To acknowledge the resident as “Thou” is the first step to reciprocity.  Paul Tillich referred to objectifying recipients of care as harming “their self-awareness as person”.  In his discussion of pastoral care, John Patton refers to Paul Tillich’s The Theology of Pastoral Care.  Patton’s view is that it is important to understand each individual’s context before providing pastoral care.  He supports his view with Tillich’s perspective that care is “essentially mutual”.  “In most acts of taking care of someone, it is possible for the person who is the object of care also to become a subject…(Caregiving) is one act, not two, and only because it is one act is real care possible.”  (Patton, 100) 

Application

What does this analysis mean for Mary?  (Please refer to Reflections.)  Is it possible that Mary came to know the God which is hidden from those of us who are caught up in the many aspects of our finite lives?  Could the loneliness and emptiness of her existence as she was restrained in her room have had some meaning?  Did her lack of social relationships interfere with her knowing God?  Her life was not entirely devoid of interaction, and I do remember one experience of mutuality which I had with Mary, during that lonely time.  Sweet, cheerful Mary had become very withdrawn, and was essentially non-verbal, but I would often sit by her side and talk to her as I worked.  She rarely responded, but she would usually look at me or met my eyes.  I sat down on her bed in the midst of my chores for that afternoon, to prepare her toiletries and towels for her evening care.  I was blue, for some reason which has escaped my memory, and I was not very talkative.  Mary reached out, touched my face, and softly sang, “Toot-de-toot-de-toot-de-do!”.  That is the last time I remember her verbalizing anything, and it was in the context of providing care for me.

What about Joan?  (Please refer to Reflections”.)  She experienced some I-Thou relations, with the staff who recognized her personal needs, and in her positive interactions with the Director of Nurses, who frequently conversed with Joan with a sincere interest in her journey and her experiences.   The Director of Nurses learned from Joan, and grew from her experience of knowing her.  This relationship was truly reciprocal, and Joan did provide care for the Director of Nurses.  Joan also experienced many dehumanizing, distancing and loneliness-producing interactions with overworked an hurried staff members.  Is it possible that God, who was present in both circumstances, reached and comforted her in her final days?

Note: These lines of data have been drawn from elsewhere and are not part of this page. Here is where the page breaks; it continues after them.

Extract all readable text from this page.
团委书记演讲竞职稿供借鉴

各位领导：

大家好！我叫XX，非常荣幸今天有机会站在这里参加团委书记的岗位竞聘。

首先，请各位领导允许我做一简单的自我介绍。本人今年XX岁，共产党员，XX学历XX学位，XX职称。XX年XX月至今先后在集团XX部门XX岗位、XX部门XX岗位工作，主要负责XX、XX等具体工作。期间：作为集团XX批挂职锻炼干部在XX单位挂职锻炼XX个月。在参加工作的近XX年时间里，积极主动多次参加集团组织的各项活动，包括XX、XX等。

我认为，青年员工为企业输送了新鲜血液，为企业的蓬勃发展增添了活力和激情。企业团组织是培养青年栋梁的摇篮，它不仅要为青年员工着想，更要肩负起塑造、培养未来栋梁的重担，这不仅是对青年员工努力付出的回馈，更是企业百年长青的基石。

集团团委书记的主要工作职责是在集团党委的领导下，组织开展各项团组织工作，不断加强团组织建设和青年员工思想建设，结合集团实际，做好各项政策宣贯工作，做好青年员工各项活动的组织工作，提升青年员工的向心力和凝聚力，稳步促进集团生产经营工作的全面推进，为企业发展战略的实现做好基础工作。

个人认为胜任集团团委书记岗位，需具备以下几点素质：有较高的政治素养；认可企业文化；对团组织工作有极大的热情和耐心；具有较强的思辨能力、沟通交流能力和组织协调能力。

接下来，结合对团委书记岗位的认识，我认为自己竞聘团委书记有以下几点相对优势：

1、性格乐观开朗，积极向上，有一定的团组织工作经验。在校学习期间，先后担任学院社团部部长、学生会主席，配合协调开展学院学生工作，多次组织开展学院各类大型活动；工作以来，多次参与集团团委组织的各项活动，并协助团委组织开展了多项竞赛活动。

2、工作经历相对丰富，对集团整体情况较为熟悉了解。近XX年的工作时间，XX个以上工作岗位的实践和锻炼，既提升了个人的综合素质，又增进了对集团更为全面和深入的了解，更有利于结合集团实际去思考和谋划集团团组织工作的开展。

I have presented the landscape of nursing home care as vastly improved, but not perfect.  I deeply desire a “more perfect” system, and I become frustrated with the situation which exists.  I wish for an environment which provides more opportunity for mutuality and reciprocity, where God can be more perfectly known in relationality.  Is it possible that God’s power and perfection still reaches these residents who are in an imperfect system?  Could it be that the “windows” of the experiences I have described are enough for God to “shine through”?  I view these nursing home residents through the assumptions of my experience.  The varieties of experiences of God, in so many varied contexts, is so much greater than my own that I must not restrict God’s power.

Can this society learn from the lessons of mutuality and I-Thou relationships?  Can we as a group learn to see the elderly and institutionalized members of society as individuals with richly varied experiences and circumstances?  Can we learn that these people may have experiences in their lives today that we can only dream of someday attaining?  Would this influence the debate over who in our society is valued, who is worth our resources, and who should control the decisions regarding the future of our elders?

It may seem farfetched, but the lessons learned from theology can be applied to “real life”.  Every group, whether it is a group of nursing home residents, nursing home staff members, elderly individuals, policy makers, or the general population, every group is made up of individuals.  One individual caregiver can make all of the difference in the life of a nursing home resident;  that caregiver can represent God in their reciprocal relationship.  One individual in society can be the voice for the unrecognized population;  that individual can remind the others of where we can find God.